Surely, he was joking, right? According to Beasley, no, he was not.

When the Heat’s talented but sometimes immature center mentioned Beasley among the players mentoring him after getting ejected from two games in a one-week span, many were baffled. Beas hasn’t exactly had a glowing reputation in NBA circles but his reasoning makes a ton of tense.

“It’s funny because everybody looks at me or not even me, looks at a troublemaker, and really wouldn’t want him to hinder the success of anyone else,” Beasley said. “Then they look at a Dwyane Wade and then a LeBron James, well, that’s the perfect guy to listen to. Well not always. Sometimes you want to listen to the guy that’s been through some things, the guy that fell off the mountain and climbed back and really that’s what Hassan needed. That’s what I needed. That’s what I had in UD my first couple years, somebody that didn’t have the high road to take his whole career.”

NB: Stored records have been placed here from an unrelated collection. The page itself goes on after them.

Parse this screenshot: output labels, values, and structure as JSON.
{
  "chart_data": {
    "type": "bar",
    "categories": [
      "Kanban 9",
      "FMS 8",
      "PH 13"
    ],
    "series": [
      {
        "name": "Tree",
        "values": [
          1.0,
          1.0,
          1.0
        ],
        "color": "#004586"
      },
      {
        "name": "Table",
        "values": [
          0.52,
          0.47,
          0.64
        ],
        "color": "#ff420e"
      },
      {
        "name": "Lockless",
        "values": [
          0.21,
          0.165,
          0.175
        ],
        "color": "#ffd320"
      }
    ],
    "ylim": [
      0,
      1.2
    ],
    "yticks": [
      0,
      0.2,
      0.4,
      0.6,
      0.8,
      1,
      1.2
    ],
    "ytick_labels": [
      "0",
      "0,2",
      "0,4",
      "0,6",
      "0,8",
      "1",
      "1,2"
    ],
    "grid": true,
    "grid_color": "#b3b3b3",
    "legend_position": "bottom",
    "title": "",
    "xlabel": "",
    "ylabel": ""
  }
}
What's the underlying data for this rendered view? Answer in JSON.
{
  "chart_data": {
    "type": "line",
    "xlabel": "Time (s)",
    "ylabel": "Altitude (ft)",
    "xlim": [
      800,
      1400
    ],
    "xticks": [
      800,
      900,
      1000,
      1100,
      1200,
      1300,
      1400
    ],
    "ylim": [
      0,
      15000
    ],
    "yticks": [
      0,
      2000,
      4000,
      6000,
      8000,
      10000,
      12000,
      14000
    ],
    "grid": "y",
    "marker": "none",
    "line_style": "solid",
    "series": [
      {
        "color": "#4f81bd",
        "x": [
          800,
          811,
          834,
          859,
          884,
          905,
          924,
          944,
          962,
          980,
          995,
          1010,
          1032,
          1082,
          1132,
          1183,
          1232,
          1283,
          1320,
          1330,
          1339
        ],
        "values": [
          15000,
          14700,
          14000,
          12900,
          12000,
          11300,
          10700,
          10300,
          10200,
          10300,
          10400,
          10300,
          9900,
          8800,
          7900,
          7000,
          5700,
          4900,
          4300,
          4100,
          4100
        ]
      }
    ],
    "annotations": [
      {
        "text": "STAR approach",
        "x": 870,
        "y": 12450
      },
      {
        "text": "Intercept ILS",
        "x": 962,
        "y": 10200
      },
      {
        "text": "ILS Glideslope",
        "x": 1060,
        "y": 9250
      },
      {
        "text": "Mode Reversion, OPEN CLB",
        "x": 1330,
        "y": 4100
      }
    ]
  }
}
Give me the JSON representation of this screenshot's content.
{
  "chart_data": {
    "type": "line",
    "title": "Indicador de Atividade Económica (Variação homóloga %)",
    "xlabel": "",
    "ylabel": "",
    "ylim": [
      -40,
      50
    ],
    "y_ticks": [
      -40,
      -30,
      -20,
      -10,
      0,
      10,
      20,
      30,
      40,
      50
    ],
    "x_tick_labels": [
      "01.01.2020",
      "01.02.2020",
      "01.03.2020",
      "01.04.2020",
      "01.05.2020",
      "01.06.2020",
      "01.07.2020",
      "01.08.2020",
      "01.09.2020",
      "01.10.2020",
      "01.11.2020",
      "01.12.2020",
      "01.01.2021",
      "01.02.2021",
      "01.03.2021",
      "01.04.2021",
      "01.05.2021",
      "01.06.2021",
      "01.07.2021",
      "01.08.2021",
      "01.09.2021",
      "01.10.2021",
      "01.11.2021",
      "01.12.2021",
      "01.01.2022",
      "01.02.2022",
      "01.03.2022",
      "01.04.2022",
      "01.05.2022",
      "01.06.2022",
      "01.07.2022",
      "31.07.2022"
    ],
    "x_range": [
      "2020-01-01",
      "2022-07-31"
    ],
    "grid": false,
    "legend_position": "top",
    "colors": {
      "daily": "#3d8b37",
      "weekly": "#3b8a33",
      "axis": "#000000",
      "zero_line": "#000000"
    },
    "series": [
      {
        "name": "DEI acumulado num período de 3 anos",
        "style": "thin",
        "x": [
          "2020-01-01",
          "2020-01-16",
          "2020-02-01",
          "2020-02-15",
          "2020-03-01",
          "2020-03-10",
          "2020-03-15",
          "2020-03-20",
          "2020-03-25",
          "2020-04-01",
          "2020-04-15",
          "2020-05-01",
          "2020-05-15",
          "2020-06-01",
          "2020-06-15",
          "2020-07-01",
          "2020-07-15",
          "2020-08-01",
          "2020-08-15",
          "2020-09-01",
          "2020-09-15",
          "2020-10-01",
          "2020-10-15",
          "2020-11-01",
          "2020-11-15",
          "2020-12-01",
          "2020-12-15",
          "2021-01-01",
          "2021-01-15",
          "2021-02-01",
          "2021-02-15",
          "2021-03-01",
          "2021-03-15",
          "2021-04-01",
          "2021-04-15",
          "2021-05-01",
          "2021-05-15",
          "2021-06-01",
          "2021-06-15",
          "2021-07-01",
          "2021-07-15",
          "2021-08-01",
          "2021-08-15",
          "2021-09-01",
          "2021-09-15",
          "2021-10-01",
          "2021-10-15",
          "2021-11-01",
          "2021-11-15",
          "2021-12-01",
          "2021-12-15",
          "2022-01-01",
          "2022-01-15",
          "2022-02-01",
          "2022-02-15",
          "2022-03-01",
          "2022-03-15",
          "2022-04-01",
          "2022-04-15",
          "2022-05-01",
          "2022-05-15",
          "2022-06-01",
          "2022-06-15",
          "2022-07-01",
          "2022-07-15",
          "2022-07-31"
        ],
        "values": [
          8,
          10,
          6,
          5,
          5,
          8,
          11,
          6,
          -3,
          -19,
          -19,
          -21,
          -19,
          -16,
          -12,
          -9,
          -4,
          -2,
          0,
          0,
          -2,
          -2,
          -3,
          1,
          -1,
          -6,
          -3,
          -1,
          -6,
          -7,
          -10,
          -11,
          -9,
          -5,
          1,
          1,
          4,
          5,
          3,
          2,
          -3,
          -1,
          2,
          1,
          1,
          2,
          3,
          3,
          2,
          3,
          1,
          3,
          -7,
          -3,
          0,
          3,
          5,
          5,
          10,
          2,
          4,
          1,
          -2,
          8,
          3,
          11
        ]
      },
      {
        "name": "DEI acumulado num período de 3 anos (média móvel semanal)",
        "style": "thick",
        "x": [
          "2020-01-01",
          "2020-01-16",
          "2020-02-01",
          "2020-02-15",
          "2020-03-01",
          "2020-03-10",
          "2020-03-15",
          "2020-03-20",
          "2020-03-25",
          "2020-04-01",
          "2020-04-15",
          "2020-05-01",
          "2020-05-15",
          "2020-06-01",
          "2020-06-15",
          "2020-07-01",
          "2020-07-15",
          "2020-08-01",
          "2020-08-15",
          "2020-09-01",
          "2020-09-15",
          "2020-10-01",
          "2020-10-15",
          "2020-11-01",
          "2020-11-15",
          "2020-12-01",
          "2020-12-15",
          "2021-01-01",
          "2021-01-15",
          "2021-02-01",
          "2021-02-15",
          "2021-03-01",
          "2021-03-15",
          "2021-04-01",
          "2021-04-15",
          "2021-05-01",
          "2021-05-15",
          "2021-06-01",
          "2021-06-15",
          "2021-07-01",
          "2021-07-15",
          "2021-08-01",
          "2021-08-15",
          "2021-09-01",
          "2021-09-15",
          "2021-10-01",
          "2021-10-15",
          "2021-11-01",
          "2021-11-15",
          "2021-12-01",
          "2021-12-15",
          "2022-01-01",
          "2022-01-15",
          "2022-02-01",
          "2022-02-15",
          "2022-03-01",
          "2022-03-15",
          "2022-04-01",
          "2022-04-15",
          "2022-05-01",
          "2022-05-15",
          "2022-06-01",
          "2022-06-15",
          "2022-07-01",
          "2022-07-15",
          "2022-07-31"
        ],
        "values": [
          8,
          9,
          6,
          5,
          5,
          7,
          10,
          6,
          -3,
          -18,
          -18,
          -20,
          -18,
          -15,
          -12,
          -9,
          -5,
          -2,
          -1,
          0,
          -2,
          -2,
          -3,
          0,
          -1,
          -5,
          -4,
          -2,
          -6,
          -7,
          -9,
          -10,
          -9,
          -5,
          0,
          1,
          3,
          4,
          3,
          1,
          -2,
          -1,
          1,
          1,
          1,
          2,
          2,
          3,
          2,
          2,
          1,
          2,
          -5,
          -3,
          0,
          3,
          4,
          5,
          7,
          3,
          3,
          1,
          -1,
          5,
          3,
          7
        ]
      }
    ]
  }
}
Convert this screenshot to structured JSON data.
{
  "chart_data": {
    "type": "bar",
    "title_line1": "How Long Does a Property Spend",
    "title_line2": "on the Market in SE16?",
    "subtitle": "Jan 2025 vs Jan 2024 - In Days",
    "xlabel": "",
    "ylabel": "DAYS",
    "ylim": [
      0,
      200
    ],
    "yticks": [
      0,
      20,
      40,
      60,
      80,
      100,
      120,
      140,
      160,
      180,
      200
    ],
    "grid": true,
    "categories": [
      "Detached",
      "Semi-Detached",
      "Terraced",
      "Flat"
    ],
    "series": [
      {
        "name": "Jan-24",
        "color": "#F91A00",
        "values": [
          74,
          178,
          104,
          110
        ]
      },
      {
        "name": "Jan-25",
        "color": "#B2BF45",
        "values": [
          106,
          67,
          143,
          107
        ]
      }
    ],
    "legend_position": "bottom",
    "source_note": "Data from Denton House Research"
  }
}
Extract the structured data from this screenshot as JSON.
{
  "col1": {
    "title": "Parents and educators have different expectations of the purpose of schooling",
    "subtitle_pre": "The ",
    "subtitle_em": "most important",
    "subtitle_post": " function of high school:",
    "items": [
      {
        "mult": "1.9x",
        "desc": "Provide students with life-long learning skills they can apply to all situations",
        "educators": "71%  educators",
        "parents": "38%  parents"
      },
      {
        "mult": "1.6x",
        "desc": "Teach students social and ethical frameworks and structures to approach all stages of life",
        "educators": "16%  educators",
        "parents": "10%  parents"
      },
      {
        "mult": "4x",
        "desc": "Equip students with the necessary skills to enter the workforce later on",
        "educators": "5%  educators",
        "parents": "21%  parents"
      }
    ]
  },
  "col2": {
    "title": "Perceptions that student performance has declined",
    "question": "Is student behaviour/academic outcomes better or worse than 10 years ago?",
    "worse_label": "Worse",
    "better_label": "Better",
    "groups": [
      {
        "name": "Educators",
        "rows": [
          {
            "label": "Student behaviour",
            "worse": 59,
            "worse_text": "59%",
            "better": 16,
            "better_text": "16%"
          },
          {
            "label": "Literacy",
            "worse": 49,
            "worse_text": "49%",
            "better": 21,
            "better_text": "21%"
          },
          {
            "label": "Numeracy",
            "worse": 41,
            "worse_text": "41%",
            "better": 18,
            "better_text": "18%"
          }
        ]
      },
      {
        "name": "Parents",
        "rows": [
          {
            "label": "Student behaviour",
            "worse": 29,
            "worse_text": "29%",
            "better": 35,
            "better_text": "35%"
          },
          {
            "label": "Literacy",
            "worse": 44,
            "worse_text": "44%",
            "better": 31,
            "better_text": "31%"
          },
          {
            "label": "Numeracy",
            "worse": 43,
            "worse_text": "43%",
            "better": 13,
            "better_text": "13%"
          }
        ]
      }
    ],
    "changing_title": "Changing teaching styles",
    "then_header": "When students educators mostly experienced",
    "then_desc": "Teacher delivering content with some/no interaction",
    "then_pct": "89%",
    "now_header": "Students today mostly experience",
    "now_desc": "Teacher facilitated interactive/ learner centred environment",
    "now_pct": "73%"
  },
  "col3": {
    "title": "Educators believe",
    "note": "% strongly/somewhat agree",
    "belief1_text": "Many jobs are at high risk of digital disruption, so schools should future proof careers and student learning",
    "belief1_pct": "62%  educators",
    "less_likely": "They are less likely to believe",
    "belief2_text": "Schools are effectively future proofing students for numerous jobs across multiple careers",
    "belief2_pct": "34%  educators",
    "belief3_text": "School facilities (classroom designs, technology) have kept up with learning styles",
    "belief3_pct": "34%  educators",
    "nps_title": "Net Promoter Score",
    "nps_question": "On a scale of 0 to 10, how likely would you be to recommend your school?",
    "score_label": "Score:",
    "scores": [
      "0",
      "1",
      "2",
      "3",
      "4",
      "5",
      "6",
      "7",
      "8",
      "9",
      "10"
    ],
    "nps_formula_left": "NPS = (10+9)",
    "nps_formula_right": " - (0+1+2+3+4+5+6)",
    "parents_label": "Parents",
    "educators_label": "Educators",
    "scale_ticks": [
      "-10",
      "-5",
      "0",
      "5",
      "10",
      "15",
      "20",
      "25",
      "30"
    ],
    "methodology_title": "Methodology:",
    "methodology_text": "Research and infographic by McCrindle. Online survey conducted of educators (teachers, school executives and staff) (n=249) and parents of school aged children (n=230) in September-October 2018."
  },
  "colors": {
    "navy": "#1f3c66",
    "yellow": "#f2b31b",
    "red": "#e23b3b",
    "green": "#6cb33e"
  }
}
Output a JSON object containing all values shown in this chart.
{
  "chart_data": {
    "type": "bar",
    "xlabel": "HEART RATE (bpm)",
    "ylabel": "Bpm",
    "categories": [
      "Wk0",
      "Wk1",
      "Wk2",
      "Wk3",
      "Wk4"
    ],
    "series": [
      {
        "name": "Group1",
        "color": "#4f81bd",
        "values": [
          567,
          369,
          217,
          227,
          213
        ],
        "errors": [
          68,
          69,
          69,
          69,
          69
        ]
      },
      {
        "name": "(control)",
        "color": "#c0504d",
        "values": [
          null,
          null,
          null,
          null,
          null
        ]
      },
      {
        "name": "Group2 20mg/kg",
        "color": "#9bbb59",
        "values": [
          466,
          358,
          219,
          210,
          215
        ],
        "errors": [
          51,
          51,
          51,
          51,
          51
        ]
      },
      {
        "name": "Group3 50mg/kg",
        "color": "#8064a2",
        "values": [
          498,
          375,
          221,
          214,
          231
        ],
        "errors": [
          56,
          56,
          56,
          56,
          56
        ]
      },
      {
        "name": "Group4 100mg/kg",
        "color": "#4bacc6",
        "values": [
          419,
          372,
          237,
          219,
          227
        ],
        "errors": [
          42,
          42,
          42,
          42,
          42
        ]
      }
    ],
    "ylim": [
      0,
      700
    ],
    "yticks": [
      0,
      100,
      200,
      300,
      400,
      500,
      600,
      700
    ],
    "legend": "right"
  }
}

Bosh and Wade have the respect, and not just because of their championship pedigree, but as much as they can teach Whiteside, they can’t really put themselves in his shoes. Bosh and Wade’s trajectory to the NBA followed a far straighter path than his. Beasley, meanwhile, has experienced his fair share of mistakes. He was a highly touted prospect, and though he was picked second overall, concerns and bouts of immaturity followed him everywhere. He was promising in Miami, a reclamation project in Minnesota, and little more than a footnote in Phoenix. But now he’s back with the Heat, perhaps not permanently but hopefully for enough time to pass on his own experiences to Whiteside.

There are better role models on the Heat than Beasley, but there may not be a player more relatable for Whiteside. There may not be anyone who can empathize with some of his foibles and larger mistakes. Perhaps Beasley’s mentorship of Whiteside will help both of them.